BlackRock, una delle più grandi società d’investimento al mondo, un gigante da quasi 10 mila miliardi di dollari di gestione patrimoniale, ha escluso da molti dei suoi fondi le società del settore bellico già nel 2018, a seguito dell’ennesima strage in una scuola americana.
Il boom degl investimenti sostenibili
La questione etica ha prodotto negli ultimi anni un vero e proprio boom degli investimenti sostenibili, tanto che pochi mesi fa la BRI (Banca dei Regolamenti Internazionali) ha addirittura messo in guardia da una potenziale bolla. Secondo il rapporto Assogestione 2021, l’ammontare di ricchezza In Italia allocato in titoli o fondi considerati eticamente sostenibili è passato in un solo anno da 276 a 361 miliardi di euro, con un incremento del 31%.
Ma che cosa sono davvero gli investimenti sostenibili? E cosa è davvero etico?
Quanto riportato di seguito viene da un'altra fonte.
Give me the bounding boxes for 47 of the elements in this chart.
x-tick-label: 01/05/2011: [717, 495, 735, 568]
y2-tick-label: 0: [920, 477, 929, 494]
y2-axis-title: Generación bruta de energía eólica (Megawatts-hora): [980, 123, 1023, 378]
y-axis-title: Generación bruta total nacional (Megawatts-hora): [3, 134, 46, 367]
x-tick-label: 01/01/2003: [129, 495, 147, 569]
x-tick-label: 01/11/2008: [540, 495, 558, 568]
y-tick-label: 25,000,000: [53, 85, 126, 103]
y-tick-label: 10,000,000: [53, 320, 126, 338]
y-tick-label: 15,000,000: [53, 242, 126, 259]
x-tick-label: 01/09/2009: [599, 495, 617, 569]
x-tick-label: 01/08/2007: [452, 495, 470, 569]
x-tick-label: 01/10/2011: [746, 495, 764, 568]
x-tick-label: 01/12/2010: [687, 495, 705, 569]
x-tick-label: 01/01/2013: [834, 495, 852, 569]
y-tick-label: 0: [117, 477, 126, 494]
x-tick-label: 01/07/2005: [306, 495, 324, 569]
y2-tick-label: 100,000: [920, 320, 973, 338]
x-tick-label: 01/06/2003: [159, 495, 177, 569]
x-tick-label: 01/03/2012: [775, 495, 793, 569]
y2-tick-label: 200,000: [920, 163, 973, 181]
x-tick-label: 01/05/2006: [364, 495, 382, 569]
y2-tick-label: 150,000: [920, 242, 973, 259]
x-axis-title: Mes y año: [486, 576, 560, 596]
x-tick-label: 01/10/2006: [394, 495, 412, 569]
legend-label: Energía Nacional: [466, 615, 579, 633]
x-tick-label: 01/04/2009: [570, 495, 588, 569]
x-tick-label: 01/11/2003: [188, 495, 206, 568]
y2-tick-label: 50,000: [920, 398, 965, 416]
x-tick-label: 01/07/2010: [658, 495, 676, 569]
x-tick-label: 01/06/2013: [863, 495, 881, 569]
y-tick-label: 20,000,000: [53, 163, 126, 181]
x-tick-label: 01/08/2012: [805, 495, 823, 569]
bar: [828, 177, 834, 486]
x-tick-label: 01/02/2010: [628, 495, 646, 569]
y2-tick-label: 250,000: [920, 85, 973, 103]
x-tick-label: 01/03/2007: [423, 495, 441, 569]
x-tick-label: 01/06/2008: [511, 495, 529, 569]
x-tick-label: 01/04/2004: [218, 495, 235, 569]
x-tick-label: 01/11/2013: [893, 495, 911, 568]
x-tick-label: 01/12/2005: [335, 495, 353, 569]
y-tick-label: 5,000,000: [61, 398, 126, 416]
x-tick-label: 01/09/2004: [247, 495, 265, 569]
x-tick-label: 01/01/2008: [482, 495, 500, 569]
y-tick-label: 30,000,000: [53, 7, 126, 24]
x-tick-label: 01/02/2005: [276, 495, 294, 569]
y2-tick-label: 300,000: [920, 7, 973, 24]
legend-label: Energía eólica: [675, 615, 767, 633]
In linea di massima, per considerare un investimento sostenibile, questo deve tenersi alla larga da settori come quello delle armi, del tabacco, del gioco d’azzardo. Una visione più rigorosa esclude anche i titoli legati ai carboni fossili. L’Unione Europea ha provato a far chiarezza con l’ultima direttiva SFDR (Sustainable Finance Disclosure Regulation), la nuova normativa sull'informativa di sostenibilità nel settore dei servizi finanziari, in vigore dal marzo 2021. Anche perché la questione è ancora estremamente nebulosa. Emblematica è la controversia che si è sviluppata intorno ai fondi d’investimento, targati come sostenibili, di Intesa Sanpaolo e Generali, accusati di avere in pancia azioni dei giganti petroliferi o addirittura di case di gioco d’azzardo.
Le domande che la finanza dovrebbe porsi
Insomma, se c’è forse poco da discutere rispetto alla scarsa moralità o sostenibilità dell’industria bellica, lungi dall’essere scontata è invece una definizione chiara e soprattutto puntuale di cosa possa essere davvero etico. Proviamo a fare qualche esempio, legato ai giorni nostri.
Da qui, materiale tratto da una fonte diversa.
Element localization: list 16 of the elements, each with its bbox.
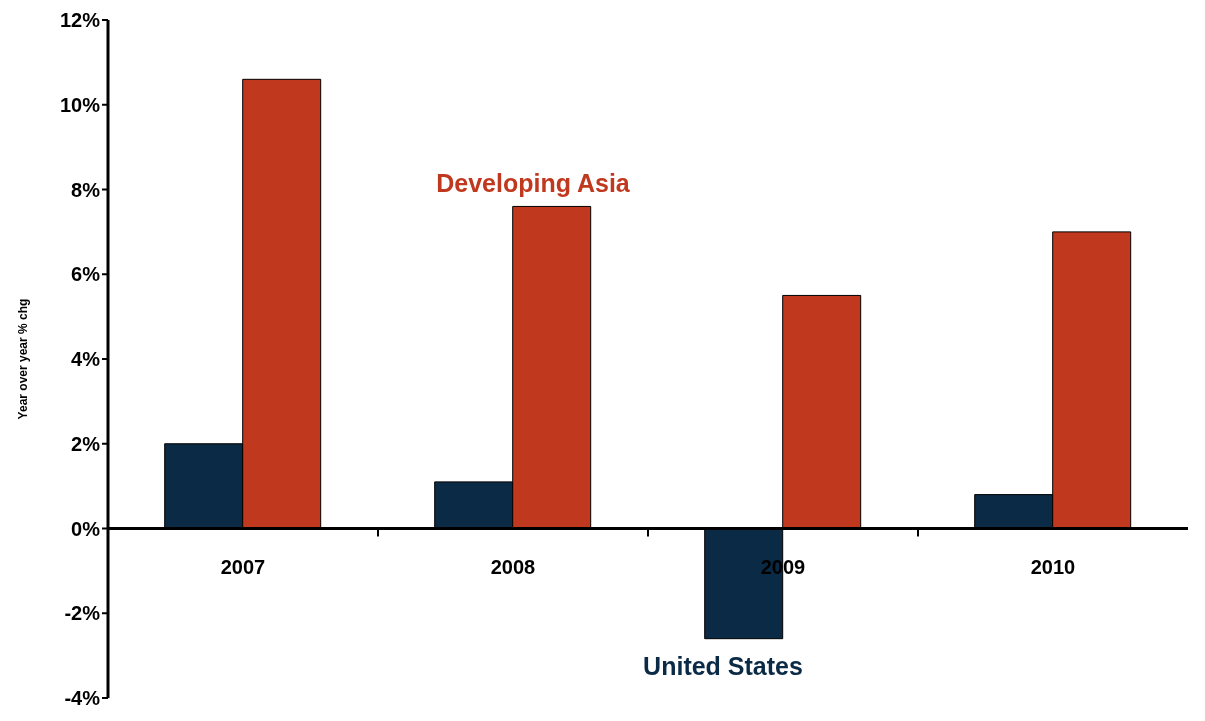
- y-tick-label: 8%: [71, 178, 101, 201]
- x-tick-label: 2008: [490, 555, 536, 578]
- x-tick-label: 2007: [220, 555, 266, 578]
- y-tick-label: 4%: [71, 348, 101, 371]
- x-tick-label: 2010: [1030, 555, 1076, 578]
- series-label: Developing Asia: [436, 169, 631, 198]
- y-tick-label: 10%: [59, 93, 101, 116]
- series-label: United States: [643, 651, 803, 680]
- y-tick-label: 2%: [71, 432, 101, 455]
- y-tick-label: 12%: [59, 9, 101, 32]
- y-tick-label: 0%: [71, 517, 101, 540]
- y-tick-label: 6%: [71, 263, 101, 286]
- y-axis-title: Year over year % chg: [16, 298, 31, 420]
- y-tick-label: -2%: [64, 602, 101, 625]
- y-tick-label: -4%: [64, 687, 101, 710]
- x-tick-label: 2009: [760, 555, 806, 578]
È etico investire oggi in titoli di aziende russe, legate più o meno alla classe dirigente che ha deliberatamente deciso di aggredire un Paese sovrano e bombardare una popolazione? È etico investire oggi in titoli di aziende possedute, o comunque sostanzialmente partecipate, dai cosiddetti oligarchi russi, che finanziano e foraggiano la guerra di Putin?
Più in generale, quanto è etico investire in aziende legate alle classi dirigenti di Paesi lontani dalla nostra idea di convivenza civile e democratica? Su questo punto, poi, occorre fare molta attenzione. Perché a guardar bene il mappamondo, problemi di etica spuntano davvero come fiori a primavera. E non si possono nemmeno mettere nei cannoni.